Bleibt ein letztes Problem: Von sechs Siebenmetern verwarf der HSV in München drei, Hans Lindberg scheiterte zweimal an Kiels Torhüter Thierry Omeyer, Torsten Jansen schleuderte den Ball beim Stand von 23:23 in der 55. Minute sogar über das Tor. "Solche Phasen gibt es immer wieder", weiß Co-Trainer Jens Häusler, "macht man sie in der Mannschaft zum Thema, wird es erst eins. Die Sicherheit kehrt gewöhnlich irgendwann zurück." Aber: Bereits in der vergangenen Serie hatte Rechtsaußen Lindberg seine überragende Trefferquote von mehr als 80 Prozent aus der Spielzeit 2009/2010 nicht wiederholen können. Carlén hat sich jedoch festgelegt: Der Däne Lindberg bleibt erster Siebenmeterschütze, der zurzeit verletzte Spielmacher Michael Kraus die Nummer zwei, Linksaußen Jansen ist dritte Wahl.
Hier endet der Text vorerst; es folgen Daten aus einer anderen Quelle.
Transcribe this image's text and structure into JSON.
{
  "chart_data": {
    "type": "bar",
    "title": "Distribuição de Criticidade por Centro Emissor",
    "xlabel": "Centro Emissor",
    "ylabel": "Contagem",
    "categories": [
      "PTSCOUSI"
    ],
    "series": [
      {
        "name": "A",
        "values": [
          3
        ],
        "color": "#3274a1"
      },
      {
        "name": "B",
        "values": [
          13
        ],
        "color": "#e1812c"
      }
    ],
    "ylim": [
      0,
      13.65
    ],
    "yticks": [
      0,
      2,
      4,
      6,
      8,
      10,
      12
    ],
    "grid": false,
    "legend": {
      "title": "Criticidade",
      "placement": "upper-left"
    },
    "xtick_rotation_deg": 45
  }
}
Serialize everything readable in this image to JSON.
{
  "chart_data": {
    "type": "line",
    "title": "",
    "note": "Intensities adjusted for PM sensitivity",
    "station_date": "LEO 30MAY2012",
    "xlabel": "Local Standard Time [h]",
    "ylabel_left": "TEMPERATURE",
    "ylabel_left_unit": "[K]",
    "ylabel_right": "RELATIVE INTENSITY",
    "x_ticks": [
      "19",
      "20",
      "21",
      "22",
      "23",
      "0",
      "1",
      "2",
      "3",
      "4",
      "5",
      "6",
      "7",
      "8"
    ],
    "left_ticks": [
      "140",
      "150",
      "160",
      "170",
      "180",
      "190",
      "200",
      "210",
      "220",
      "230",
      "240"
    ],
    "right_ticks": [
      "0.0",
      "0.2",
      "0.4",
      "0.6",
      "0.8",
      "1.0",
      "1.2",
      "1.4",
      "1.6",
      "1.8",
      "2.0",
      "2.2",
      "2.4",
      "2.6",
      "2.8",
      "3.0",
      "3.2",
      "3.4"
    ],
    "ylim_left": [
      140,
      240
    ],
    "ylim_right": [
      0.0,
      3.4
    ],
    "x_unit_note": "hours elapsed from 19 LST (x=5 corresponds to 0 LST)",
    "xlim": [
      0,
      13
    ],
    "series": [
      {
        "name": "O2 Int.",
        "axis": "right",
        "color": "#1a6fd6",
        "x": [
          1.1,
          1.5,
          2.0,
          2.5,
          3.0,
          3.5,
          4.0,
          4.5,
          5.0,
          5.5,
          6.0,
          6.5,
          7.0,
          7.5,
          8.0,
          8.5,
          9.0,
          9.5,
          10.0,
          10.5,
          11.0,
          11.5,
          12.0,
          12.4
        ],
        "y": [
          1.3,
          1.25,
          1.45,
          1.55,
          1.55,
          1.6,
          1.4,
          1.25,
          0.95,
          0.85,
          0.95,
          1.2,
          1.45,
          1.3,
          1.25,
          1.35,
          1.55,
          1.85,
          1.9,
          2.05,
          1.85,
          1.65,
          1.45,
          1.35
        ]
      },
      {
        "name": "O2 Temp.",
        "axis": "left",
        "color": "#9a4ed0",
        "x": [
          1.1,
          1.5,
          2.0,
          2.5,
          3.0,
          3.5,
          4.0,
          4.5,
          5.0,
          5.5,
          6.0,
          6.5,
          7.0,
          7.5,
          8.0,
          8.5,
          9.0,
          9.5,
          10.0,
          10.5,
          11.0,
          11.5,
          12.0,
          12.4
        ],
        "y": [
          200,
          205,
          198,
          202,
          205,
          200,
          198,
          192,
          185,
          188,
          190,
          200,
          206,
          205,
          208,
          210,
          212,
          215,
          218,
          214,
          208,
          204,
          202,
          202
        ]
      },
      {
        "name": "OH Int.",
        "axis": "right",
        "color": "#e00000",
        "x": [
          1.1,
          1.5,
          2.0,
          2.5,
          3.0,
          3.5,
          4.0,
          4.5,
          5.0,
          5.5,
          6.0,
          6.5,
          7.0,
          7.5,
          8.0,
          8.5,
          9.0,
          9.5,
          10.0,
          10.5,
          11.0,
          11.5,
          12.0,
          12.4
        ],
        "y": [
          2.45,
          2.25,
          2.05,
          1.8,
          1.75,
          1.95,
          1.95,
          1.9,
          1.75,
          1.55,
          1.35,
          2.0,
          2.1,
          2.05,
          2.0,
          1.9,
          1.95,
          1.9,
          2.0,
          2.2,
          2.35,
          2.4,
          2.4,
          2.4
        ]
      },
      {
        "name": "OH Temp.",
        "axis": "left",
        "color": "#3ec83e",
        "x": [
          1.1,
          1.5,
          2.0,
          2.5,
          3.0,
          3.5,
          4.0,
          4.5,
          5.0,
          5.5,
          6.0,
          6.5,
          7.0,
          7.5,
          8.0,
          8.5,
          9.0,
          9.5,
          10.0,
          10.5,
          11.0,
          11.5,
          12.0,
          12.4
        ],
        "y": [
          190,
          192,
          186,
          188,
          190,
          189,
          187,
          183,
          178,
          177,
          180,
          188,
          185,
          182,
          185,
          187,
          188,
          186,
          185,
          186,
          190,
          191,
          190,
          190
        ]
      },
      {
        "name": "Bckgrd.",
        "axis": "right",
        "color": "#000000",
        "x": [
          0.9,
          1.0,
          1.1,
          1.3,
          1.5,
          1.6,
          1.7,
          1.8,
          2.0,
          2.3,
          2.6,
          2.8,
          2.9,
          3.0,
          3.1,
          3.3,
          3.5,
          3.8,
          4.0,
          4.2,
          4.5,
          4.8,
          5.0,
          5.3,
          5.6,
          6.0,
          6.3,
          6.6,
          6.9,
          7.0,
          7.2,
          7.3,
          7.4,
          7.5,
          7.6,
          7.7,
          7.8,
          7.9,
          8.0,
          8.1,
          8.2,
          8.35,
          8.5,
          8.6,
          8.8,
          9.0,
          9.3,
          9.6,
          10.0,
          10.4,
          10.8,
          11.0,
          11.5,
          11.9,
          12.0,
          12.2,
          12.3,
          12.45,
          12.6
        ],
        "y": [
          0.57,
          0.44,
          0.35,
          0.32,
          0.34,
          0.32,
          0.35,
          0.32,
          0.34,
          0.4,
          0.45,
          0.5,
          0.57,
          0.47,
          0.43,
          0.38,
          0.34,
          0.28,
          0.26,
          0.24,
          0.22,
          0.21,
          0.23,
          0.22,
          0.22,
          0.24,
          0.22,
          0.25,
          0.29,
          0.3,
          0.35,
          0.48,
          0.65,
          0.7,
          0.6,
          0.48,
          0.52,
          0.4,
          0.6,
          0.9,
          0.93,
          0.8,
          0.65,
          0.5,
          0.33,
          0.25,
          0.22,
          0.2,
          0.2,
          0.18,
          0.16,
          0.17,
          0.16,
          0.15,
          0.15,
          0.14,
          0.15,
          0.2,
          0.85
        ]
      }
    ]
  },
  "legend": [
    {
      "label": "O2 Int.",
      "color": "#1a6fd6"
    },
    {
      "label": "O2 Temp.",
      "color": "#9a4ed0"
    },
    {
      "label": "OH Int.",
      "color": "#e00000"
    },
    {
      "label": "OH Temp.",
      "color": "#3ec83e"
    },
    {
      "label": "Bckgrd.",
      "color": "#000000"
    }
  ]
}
Ändern will der Trainer dennoch etwas: "Wir werden jetzt mehr Siebenmeterwerfen trainieren. Das haben wir zuletzt vernachlässigt." Im Supercup machte diese mangelnde Zielsicherheit den feinen Unterschied aus. Kiels Momir Ilic exekutierte seine vier Versuche von der Linie mit bekannter Präzision. "Wir haben also noch reichlich Potenzial", sagt Carlén, "und das stimmt mich dann doch optimistisch."